Showboating or dazzling skill? Alan Forsyth shows ‘unpredictable’ side with Surbiton shoot-out heroics

His shoot out strikes may have got lost in the ticker tape if Hampstead & Westminster had held on for a famous League Finals win.

But Alan Forsyth, the league’s top scorer for a third straight year, was able to reveal that his two world-class shoot out attempts on Sunday had been tested out in training with goalkeeper Harry Gibson as Surbiton claimed back-to-back titles in dramatic fashion.

It was part one of the double double for a jubilant Surbiton.

His first effort saw the Scot create a full spin, the arc deceiving Hampstead keeper Jamie Legg and handing the 26-year-old time and space to slot home. It was a move of a player in confident form.

With the final now entering sudden death, Forsyth was sent in again and this time looked to attempt the same move, only to do a half spin and shoot the other way with Legg possibly thinking that the Scot would try the same move.

Forsyth told The Hockey Paper: “I practice a lot of different thing in front of goal because I don’t want to become predictable so I have to have options.
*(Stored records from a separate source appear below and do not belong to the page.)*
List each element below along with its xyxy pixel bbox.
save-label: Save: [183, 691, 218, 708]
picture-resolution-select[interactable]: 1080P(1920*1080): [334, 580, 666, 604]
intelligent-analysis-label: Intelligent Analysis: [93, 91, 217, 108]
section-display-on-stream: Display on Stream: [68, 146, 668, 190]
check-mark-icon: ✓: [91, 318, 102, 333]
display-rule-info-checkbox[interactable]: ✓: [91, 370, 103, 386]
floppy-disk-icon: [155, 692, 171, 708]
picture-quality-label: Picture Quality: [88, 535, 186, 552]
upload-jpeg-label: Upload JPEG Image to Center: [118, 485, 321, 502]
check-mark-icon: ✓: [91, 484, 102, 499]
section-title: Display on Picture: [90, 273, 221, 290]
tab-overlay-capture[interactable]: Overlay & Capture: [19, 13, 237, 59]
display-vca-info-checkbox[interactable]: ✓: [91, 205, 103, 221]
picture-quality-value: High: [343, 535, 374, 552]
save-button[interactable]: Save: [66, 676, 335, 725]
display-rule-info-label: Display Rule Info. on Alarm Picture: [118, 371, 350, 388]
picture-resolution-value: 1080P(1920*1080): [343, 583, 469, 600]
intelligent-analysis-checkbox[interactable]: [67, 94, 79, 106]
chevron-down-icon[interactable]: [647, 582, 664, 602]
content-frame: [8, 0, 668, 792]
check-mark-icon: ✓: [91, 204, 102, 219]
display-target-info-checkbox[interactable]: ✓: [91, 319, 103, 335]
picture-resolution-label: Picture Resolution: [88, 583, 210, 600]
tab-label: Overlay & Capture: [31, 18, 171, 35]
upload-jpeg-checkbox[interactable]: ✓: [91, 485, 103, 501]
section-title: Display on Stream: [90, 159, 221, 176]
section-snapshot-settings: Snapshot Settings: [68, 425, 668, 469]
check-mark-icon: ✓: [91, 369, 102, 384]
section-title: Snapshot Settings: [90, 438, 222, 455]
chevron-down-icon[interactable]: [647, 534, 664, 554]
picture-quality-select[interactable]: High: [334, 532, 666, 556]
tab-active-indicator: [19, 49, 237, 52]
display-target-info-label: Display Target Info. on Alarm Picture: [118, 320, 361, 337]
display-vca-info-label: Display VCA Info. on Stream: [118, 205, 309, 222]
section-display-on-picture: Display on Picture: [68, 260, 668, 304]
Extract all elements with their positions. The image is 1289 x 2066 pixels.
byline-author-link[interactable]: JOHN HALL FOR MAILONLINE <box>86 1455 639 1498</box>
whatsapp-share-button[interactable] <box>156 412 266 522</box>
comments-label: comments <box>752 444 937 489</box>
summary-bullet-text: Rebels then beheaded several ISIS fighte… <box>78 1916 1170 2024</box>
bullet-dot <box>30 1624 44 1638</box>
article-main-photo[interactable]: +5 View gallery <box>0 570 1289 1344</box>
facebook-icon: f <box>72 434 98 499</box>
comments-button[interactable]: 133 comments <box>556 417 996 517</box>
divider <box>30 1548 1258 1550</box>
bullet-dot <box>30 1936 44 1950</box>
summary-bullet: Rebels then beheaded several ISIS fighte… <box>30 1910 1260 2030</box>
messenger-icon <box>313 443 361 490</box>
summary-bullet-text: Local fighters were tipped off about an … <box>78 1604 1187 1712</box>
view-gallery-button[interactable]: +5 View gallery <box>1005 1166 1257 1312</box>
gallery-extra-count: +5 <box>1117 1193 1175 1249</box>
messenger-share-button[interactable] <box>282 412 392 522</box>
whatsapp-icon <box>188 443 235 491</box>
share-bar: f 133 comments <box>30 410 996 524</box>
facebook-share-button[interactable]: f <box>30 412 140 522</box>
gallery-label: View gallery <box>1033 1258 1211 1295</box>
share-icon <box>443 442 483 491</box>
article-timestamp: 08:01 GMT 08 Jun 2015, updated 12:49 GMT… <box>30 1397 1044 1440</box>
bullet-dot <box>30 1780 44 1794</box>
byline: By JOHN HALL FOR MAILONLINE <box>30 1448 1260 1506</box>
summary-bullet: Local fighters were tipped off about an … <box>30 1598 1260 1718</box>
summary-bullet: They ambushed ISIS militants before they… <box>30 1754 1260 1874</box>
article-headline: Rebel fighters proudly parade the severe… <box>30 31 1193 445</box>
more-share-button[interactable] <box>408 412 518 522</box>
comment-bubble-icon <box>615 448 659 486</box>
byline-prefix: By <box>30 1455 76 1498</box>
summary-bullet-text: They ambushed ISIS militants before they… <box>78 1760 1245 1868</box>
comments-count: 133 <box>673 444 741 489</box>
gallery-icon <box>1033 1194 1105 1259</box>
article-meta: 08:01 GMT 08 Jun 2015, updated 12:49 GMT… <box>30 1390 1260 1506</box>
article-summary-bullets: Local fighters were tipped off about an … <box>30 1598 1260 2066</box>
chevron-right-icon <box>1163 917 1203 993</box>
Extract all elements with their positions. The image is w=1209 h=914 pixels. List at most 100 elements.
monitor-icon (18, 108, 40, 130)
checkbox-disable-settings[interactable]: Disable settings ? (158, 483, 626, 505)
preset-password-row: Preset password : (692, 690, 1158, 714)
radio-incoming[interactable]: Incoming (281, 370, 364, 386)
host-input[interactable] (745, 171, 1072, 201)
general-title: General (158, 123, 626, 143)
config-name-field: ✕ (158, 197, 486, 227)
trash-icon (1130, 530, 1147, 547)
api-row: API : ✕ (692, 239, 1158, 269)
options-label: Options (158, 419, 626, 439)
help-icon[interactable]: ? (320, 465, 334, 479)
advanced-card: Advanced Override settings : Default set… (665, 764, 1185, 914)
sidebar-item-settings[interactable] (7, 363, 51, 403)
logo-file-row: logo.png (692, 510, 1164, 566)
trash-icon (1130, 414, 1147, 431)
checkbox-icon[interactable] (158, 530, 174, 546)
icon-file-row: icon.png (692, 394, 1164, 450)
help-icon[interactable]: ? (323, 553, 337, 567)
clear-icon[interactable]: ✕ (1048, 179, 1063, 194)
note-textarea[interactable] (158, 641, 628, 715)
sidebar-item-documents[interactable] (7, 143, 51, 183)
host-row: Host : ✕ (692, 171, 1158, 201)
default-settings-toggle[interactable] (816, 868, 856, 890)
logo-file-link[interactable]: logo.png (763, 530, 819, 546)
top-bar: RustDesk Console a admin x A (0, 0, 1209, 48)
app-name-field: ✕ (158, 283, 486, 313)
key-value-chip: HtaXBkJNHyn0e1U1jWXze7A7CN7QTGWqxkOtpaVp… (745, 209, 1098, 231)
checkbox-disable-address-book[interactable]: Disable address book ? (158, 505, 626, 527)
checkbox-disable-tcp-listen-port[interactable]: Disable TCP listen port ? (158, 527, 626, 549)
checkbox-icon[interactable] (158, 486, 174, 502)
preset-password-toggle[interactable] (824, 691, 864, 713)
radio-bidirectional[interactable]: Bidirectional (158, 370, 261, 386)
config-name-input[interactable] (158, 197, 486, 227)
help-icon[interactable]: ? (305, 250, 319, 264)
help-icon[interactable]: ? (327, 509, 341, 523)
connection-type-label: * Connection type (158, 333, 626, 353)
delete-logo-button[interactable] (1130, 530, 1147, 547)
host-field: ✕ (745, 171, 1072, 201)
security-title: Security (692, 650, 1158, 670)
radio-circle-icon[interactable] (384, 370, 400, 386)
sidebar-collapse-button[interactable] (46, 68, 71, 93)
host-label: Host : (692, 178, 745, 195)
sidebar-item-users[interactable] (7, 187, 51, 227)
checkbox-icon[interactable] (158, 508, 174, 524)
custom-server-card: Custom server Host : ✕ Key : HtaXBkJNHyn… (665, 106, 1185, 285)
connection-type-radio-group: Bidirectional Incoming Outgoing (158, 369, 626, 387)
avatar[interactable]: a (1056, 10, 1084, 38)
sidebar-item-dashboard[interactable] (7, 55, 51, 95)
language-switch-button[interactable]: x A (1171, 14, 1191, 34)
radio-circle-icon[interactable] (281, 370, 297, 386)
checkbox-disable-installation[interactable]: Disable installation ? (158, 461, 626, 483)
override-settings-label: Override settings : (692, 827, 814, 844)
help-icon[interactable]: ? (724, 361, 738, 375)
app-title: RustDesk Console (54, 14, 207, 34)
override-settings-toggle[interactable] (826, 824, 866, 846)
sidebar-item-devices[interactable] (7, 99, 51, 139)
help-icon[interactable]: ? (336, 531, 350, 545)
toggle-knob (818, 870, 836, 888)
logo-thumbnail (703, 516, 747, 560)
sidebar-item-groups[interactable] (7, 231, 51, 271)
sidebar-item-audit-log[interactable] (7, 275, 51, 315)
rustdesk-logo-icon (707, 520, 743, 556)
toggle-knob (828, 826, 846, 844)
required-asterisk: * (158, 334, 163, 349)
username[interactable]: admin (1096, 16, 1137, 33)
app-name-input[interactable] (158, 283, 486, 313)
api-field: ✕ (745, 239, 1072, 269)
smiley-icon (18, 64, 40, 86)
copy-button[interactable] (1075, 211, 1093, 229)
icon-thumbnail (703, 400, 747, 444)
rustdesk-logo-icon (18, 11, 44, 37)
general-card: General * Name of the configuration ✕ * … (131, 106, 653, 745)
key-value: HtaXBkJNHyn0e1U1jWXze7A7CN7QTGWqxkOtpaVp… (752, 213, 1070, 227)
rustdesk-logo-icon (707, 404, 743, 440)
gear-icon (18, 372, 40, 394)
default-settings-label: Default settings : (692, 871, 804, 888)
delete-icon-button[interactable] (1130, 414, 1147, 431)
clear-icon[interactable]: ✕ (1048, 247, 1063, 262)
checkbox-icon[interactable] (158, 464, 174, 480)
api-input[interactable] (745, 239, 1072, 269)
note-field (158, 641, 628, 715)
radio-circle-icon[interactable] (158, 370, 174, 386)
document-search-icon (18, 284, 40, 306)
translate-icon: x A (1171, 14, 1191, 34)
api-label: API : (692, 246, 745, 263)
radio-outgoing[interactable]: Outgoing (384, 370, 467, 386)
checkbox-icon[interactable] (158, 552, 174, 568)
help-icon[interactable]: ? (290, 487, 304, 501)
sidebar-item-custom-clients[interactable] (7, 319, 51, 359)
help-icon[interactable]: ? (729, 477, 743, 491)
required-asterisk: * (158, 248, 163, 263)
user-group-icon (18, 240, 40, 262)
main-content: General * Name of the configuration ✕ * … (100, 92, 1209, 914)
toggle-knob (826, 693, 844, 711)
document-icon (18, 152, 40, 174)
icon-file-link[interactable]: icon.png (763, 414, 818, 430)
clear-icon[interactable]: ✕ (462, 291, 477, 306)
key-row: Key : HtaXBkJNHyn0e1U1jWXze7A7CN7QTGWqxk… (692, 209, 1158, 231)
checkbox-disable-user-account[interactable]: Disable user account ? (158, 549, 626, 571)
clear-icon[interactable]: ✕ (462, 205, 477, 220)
I did both shuffles like that against Gibbo on Thursday night.”

Mel Clewlow, commentating alongside Simon Mason, admitted that she had never seen Forsyth’s shoot out move before.

However, the move has been tried before across the globe and it did bring back memories of Black Stick Simon Child’s attempt against England in 2014, which proved to be another match winner.

Commentating in New Delhi that day, Mason suggested that Child’s goal had a touch of “showboating”.

Yet both these sweeping moves clearly showed brilliant skill in a pressure cooker environment.

Forsyth’s form – he notched two goals in normal time to add to his 26 over the season – left his coach Mark Pearn to suggest on Friday that the Scot should be heading for a Tokyo 2020 berth.

“I have to make sure I perform in training Monday to Friday with GB and when I get the opportunities I need to grab them,” added Forsyth.